Bohinj mayor Franc Kramar, who, in some quarters has been accused of exaggerating the perceived disastrous effects the recent fire at the Ribcev Laz-based Hotel Jezero could have on the area, has called upon Slovenian Prime Minister Miro Cerar and the ministers for Economic Development & Technology and Environment & Spatial Planning to meet him to discuss the irrefutable deterioration of the region’s tourism profile.
Bohinj’s inner core which centres upon its eponymous lake has been described as being both blessed and hamstrung to be within the most protected area of the Triglav National Park – bureaucratic red tape making new construction projects but also routine and vital repairs to existing properties virtually impossible. It is without doubt that in the age of rampant commercialism from which alpine areas are far from immune, such levels of environment guardianship of an area characterized by wild outstanding beauty are increasingly rare, and, should be cautiously welcomed. With though the albeit temporary demise of the Jezero adding to the area’s woes caused by the materially deteriorating state of hotels Zlatorog and Bellevue, both of which having long since closed, Bohinj sees its ‘big three’ and hitherto foremost tourist traps out of commission for an indeterminate period. Much has been previously written on the seemingly negligent custodianship of hotels controlled by Zmago Pacnik and Japec Jacopin, who both simultaneously and quite coincidentally recently placed their properties on the market for amounts that far exceed their realistic value, several of which are rotting husks of their former selves. What though has become both inexcusable and inescapable has been the inertia, lip service and hand wringing from those tasked with promoting Slovenia as the clean, green, and friendly country to visit that it undoubtedly is. Would the Triglav National Park (TNP) authorities prefer for Bohinj to be a relatively unvisited wilderness? Maybe. Does it though think that leaving the rotting edifices of both the Bellevue and Zlatorog to tarnish the lasting impressions of visitors is in any way consistent with the highhanded approach it takes with those wishing to sympathetically build or renovate within territory it controls? I am not disputing that these are hotels are in private ownership; under current legislation the state has little legal recourse to intervene. The TNP does though carry significant weight and whatever its thoughts areGorenjski Glas – Bohinj on the levels of tourism in the Bohinj region it would regard as ideal, surely the time is now for it to take its concerns to the very top of Slovenia’s government. With power comes great responsibility.
Mayor Kramar will argue with some justification that Bovec, the northwestern frontier resort has received significant state aid to reboot its ailing cableway – a facility deemed by the government to be vital to the areas tourism identity and long-term viability.

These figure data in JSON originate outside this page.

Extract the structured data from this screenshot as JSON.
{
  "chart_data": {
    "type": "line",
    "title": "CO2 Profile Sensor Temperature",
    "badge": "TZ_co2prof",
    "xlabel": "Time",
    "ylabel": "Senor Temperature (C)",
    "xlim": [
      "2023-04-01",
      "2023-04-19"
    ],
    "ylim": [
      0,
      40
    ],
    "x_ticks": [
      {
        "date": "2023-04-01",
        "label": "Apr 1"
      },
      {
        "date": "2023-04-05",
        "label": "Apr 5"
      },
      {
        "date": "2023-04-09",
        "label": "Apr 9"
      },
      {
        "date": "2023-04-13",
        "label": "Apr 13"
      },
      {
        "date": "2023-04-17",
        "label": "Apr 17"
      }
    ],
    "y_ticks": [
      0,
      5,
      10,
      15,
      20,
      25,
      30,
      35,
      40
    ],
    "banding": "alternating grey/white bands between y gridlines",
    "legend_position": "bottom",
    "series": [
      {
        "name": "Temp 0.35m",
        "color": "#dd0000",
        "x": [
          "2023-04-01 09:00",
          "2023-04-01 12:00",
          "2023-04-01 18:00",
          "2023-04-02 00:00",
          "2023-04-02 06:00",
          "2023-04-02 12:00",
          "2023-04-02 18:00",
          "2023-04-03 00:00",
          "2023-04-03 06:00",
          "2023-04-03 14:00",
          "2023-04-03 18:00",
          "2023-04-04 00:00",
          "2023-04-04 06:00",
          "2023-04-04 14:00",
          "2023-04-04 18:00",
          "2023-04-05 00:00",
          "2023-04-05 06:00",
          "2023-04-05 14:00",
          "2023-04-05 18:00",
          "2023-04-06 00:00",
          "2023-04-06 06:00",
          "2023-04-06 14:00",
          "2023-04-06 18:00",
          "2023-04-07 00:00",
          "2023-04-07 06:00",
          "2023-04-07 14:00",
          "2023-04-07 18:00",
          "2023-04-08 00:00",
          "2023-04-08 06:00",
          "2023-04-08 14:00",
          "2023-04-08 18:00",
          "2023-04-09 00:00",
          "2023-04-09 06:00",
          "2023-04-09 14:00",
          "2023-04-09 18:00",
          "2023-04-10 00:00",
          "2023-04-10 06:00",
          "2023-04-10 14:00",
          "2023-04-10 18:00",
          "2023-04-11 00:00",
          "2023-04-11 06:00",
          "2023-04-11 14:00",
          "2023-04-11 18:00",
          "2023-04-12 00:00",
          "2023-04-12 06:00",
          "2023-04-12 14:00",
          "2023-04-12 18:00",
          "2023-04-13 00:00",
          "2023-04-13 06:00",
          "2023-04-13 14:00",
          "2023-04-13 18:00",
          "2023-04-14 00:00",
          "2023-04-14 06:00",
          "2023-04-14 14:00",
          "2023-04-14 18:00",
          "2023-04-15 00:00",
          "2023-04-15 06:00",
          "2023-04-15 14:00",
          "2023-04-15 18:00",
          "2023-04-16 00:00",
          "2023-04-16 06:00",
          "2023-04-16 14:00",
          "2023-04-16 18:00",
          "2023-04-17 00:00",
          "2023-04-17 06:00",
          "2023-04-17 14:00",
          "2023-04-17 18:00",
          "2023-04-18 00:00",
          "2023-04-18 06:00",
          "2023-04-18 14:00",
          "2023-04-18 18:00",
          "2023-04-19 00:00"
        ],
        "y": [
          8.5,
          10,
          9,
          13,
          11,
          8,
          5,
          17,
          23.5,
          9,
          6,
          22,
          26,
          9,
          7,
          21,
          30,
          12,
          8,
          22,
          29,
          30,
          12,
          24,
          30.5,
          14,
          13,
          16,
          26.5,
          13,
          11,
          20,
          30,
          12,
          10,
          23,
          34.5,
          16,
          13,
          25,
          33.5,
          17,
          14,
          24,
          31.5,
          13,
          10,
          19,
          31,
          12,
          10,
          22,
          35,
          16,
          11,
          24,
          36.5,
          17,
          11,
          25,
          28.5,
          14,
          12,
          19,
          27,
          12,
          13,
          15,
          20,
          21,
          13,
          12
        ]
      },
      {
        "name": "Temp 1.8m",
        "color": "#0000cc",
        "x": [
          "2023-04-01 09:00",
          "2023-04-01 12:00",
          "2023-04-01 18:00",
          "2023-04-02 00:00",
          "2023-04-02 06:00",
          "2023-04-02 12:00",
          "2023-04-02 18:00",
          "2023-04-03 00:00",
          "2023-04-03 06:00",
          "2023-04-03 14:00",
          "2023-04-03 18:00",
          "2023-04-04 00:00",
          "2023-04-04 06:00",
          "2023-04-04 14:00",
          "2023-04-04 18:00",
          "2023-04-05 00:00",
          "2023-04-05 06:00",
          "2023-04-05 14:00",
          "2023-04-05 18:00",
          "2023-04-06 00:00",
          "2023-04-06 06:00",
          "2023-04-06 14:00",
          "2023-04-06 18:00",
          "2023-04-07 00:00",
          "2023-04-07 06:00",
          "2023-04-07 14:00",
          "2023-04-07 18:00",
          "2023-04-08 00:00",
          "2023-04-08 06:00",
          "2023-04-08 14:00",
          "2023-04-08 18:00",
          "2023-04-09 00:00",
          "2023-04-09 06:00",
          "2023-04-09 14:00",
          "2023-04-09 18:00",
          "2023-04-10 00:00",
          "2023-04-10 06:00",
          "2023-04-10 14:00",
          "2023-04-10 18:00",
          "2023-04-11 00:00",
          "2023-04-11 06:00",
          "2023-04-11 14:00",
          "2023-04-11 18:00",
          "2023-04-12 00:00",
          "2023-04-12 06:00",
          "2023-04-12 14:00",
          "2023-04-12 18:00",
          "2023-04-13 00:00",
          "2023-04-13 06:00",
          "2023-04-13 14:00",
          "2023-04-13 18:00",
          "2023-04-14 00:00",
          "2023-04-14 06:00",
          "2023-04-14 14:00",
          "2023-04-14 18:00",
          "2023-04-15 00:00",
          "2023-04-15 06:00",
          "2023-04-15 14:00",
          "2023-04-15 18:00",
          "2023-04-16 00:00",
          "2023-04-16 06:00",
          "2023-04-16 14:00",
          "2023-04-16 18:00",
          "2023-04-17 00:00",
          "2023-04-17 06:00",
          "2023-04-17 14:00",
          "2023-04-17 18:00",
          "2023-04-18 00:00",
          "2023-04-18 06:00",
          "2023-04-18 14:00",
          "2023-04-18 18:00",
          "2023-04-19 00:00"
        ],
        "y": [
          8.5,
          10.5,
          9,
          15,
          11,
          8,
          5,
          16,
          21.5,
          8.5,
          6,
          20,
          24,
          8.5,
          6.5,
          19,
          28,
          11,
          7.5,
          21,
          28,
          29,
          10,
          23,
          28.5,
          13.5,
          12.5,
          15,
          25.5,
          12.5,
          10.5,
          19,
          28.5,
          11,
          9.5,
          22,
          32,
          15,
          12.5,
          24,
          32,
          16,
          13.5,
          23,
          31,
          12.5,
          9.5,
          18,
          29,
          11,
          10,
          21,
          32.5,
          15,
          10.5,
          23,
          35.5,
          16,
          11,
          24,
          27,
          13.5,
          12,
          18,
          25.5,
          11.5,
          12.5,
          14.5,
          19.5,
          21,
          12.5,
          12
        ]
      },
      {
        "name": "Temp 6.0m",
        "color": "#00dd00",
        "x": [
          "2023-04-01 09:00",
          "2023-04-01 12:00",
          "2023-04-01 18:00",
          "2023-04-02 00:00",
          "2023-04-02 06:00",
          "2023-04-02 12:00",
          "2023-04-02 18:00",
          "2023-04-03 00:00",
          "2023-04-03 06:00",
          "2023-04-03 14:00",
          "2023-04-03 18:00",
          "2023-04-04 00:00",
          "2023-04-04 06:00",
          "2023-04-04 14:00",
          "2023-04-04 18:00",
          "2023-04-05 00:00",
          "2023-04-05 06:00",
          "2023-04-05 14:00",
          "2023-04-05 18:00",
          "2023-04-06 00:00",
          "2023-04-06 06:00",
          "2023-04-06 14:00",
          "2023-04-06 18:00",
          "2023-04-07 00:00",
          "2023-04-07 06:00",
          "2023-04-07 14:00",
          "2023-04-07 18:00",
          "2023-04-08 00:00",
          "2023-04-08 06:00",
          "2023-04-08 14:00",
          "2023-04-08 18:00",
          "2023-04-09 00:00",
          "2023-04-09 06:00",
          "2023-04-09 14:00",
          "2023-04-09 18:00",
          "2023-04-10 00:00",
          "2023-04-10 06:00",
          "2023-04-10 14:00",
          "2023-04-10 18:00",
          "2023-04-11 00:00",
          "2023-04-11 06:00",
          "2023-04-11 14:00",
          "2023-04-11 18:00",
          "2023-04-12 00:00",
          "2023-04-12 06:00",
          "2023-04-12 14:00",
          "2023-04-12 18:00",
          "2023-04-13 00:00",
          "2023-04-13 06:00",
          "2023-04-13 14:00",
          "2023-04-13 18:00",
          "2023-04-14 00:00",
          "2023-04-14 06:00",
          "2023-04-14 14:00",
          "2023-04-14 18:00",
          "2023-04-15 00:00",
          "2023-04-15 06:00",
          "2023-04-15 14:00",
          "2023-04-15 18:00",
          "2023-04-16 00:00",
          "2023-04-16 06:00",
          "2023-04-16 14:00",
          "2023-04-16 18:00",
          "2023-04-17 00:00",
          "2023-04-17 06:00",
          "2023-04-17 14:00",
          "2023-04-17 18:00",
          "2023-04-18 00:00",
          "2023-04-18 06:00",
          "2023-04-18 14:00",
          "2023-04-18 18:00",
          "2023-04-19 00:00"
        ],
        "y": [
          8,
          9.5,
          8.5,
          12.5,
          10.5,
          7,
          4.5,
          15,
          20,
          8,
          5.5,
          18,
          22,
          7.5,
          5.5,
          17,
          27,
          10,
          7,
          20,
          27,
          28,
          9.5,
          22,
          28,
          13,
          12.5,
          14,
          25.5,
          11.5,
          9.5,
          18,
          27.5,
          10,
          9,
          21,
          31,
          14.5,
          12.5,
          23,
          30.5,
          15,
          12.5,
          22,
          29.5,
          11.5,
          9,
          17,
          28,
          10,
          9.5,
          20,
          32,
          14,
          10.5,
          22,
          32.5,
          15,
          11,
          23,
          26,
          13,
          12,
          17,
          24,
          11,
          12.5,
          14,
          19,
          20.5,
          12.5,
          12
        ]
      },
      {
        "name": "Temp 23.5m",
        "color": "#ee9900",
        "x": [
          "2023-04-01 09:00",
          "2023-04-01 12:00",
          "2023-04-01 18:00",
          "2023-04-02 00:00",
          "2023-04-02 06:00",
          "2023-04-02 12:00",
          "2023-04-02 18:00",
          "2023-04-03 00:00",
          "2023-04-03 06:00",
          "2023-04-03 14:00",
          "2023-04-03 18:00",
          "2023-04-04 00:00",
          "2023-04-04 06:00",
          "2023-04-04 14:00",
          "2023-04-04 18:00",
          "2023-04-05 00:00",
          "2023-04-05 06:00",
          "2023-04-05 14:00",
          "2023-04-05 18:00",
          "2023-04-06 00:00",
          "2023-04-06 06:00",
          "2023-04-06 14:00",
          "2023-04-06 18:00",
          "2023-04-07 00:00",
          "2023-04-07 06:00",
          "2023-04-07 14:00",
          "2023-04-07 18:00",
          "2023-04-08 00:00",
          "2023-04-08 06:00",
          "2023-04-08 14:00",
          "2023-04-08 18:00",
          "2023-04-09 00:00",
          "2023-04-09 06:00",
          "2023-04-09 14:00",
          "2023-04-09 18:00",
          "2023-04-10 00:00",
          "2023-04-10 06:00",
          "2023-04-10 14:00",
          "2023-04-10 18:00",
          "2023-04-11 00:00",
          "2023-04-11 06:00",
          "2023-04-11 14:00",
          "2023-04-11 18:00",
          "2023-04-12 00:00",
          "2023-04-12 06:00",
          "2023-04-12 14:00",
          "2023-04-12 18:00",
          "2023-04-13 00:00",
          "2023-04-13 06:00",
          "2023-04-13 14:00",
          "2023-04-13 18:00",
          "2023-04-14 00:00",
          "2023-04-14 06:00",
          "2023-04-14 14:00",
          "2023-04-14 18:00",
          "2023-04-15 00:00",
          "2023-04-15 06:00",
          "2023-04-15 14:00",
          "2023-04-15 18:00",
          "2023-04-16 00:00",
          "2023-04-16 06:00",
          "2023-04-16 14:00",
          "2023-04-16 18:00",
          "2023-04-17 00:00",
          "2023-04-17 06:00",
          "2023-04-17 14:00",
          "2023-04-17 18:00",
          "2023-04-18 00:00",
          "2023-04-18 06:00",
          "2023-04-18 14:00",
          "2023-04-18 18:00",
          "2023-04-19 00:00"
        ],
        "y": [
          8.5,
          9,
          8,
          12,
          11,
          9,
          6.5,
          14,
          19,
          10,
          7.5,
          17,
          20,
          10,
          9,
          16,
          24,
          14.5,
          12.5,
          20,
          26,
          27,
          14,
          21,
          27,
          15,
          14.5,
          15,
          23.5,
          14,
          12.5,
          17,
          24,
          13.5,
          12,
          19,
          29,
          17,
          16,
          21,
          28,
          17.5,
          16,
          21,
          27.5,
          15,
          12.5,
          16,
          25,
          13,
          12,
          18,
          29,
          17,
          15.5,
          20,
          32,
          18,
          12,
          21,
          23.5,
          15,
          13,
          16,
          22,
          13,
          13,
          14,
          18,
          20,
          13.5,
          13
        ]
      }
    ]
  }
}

Although the differing circumstances between Bovec and Bohinj are pronounced the impact their problems have caused to the tourist trade in both, and continue to do so in Bohinj, reflect the vital facet each has to play in their respective local economies. Whilst Kramar will wish for direct state intervention in Bohinj a blank cheque to buy out both Pacnik and Jacopin is highly unlikely to materialize, in what would set a precedent many other struggling hoteliers in the country might wish to exploit. It would instead seem that a change in statutes that can ultimately seize neglected properties is a more realistic course to plot, serving as the ultimate consequence to levying greatly increased business rates on owners’ ultimately unwilling pay more for less. Making life uncomfortable but within the bounds of the law for those loosely termed as hoteliers could force their hands into expeditious disposal of their properties, at a realistic market value currently deteriorating by the day. As a last resort the state could take possession of hotels to be renovated and resold but should such a scenario come to pass another significant period of time will have elapsed, ensuring Bohinj’s problems won’t be solved any time soon. There is also the issue of Slovenia currently being concerned with shrinking the state, rather than burdening itself with further assets it may struggle to get off the books.
Although the dramatic conflagration that consumed part of the Jezero’s roof and upper floor required over 100 firefighters at its height, this well-run and respected establishment expects to be fully operational by May Day bank holiday, a projected timeline that wouldn’t have been foreseen on the night of the blaze. Such diligence proves that solutions can be found for even the most labyrinthine of problems should the stakeholders and those with a vested interest have a clear roadmap to achieve a commonly held objective. If the fire at the Jezero has any positive consequences, it will prove that the impossible can be swiftly achieved in Bohinj should the will and perspicacity be shared by those with the power to effectuate change.